Anjungan PHE-38B ini adalah bagian dari tiga anjungan yang dibangun Pertamina di Bakrie Construction dengan nilai kontrak US$19,2 juta. Dua anjungan lainnya, yang diharapkan dapat dituntaskan paling lambat Desember 2012 adalah PHE-39 dan PHE-54. Tiga anjungan ini dikerjakan 100% oleh tenaga kerja Indonesia dengan kandungan lokal 65% jauh diatas target 35%.

"Anjungan PHE-38B ini dirancang dapat dipergunakan untuk mengebor antara 6 sampai 8 sumur dengan produksi sekitar 7.000 bph dan gas 35 MMscfd. Anjungan-anjungan ini sangat penting untuk menghentikan declining rate di Blok WMO yang rata-rata mencapai 50% per tahun," kata Direktur Hulu Pertamina Muhamad Husen melalui keterangan tertulis yang diterima Neraca, Senin (29/10).

Temukan Cadangan Baru

Husen menambahkan, anjungan PHE-38B diharapkan dapat mulai memproduksi minyak dan gas pertama pada 21 Desember mendatang di lokasi temuan minyak dan gas baru di wilayah Blok WMO sekitar bulan Juli lalu. "Tekat GM (General Manager) PHE WMO, Pak Imron Asjhari bisa memproduksi 21 Desember patut kita dukung. Artinya hanya 6 bulan setelah temuan cadangan minyak dan gas langsung bisa diproduksi. Itu kan luar biasa," tambah Husen.

Dia menjelaskan saat ini produksi minyak PHE WMO baru mencapai 12.000 bph dengan gas 160 MMscfd. Husen berharap penambahan fasilitas produksi dan fasilitas penunjangitu mampu meningkatkan produksi minyak dan gas di Blok WMO pada kisaran 30.000 barel per hari (bph). "Kita punya target 30 ribu bph akhir tahun 2013. Karena itu semua infrastruktur produksi dan penunjang harus disiapkan agar kegiatan eksplorasi dan eksploitasi berjalan lancar dan aman. Keberadaan anjungan PHE-38B ini adalah bagian dari penyiapan infstastruktur itu," jelasnya.

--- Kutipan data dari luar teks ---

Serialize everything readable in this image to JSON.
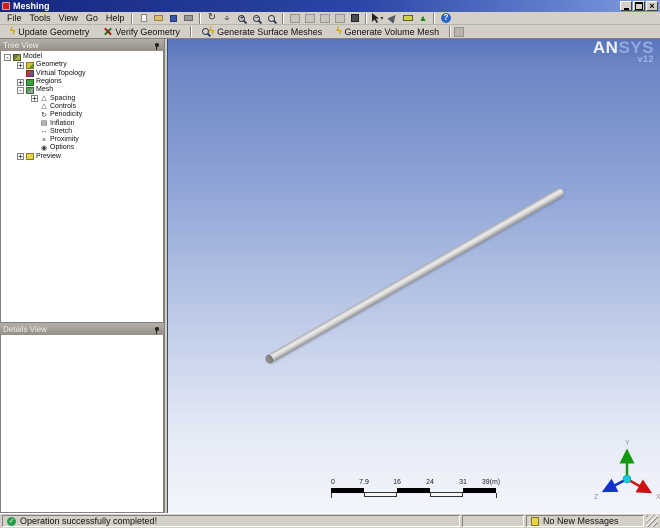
{
  "window": {
    "title": "Meshing"
  },
  "menu": [
    "File",
    "Tools",
    "View",
    "Go",
    "Help"
  ],
  "toolbar_main": {
    "icons": [
      "new",
      "open",
      "save",
      "print",
      "rotate",
      "pan",
      "zoom-in",
      "zoom-out",
      "zoom-box",
      "iso-view-1",
      "iso-view-2",
      "iso-view-3",
      "iso-view-4",
      "shaded-cube",
      "select-mode",
      "look-at",
      "legend",
      "triad-toggle",
      "help"
    ]
  },
  "mesh_toolbar": {
    "update_geometry": "Update Geometry",
    "verify_geometry": "Verify Geometry",
    "generate_surface": "Generate Surface Meshes",
    "generate_volume": "Generate Volume Mesh"
  },
  "tree_panel": {
    "title": "Tree View",
    "items": [
      {
        "label": "Model",
        "expander": "-",
        "depth": 0
      },
      {
        "label": "Geometry",
        "expander": "+",
        "depth": 1
      },
      {
        "label": "Virtual Topology",
        "expander": "",
        "depth": 1
      },
      {
        "label": "Regions",
        "expander": "+",
        "depth": 1
      },
      {
        "label": "Mesh",
        "expander": "-",
        "depth": 1
      },
      {
        "label": "Spacing",
        "expander": "+",
        "depth": 2
      },
      {
        "label": "Controls",
        "expander": "",
        "depth": 2
      },
      {
        "label": "Periodicity",
        "expander": "",
        "depth": 2
      },
      {
        "label": "Inflation",
        "expander": "",
        "depth": 2
      },
      {
        "label": "Stretch",
        "expander": "",
        "depth": 2
      },
      {
        "label": "Proximity",
        "expander": "",
        "depth": 2
      },
      {
        "label": "Options",
        "expander": "",
        "depth": 2
      },
      {
        "label": "Preview",
        "expander": "+",
        "depth": 1
      }
    ]
  },
  "details_panel": {
    "title": "Details View"
  },
  "viewport": {
    "logo": {
      "brand_strong": "AN",
      "brand_light": "SYS",
      "version": "v12"
    },
    "ruler": {
      "labels": [
        "0",
        "7.9",
        "16",
        "24",
        "31",
        "39(m)"
      ]
    },
    "triad": {
      "x_label": "X",
      "y_label": "Y",
      "z_label": "Z"
    }
  },
  "status_bar": {
    "message": "Operation successfully completed!",
    "messages": "No New Messages"
  },
  "colors": {
    "titlebar_left": "#16277e",
    "viewport_top": "#6d86c5",
    "viewport_bottom": "#f3f5fb",
    "triad_x": "#cc1111",
    "triad_y": "#119911",
    "triad_z": "#1133cc",
    "status_ok_green": "#22a04a",
    "lightning_yellow": "#c8a000"
  }
}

Khusus di tahun 2012 ini, PHE WMO merencanakan mengebor 21 sumur yang terdiri dari 9 sumur eksplorasi, 12 sumur pengembangan dan juga 15 sumur kerja ulang (work over). Sejak mendapat mandat mengelola Blok WMO, Husen mengatakan, PHE WMO sudah mengebor sepuluh sumur pengembangan. Selain itu, empat sumur eksplorasi sudah selesai dibor yang berhasil meningkatkan cadangan minyak dan gas PHE WMO lebih dari 230% rasio penggantian cadangan (cadangan baru yang ditemukan lebih dari 2,3 kali dari yang diproduksikan) dengan 100% rasio keberhasilan eksplorasi,

Namun kerja keras menambah atau penemuan sumur-sumur baru itu belum bisa langsung diikuti oleh meningkatnya produksi Blok WMO secara signifikan. Pasalnya, saat diserahkan Pemerintah pada PHE sebagai anak perusahaan Pertamina, sumur-sumur yang ada di Blok WMO sedang mengalami penurunan produksi yang tajam, sehingga temuan atau penambahan produksi digunakan untuk mengimbangi laju penurunan produksi sumur.

Senior Executive VP & GM PHE WMO Imron Asjhari menambahkan, PHE WMO juga memiliki target bisa memproduksi minyak 40,000 bph dan 210 MMscfd pada tahun 2016 atau setara 75,000 barel minyak ekuivalen barel per hari (boepd). Untuk mencapai target tersebut, kata Imron, PHE WMO akan melakukan pemboran lebih dari 25 sumur eksplorasi dan 75 sumur pengembangan, kerja ulang lebih dari 10 sumur, perawatan pada 37 sumur, serta pemasangan lebih dari 10 anjungan baru sampai tahun 2016.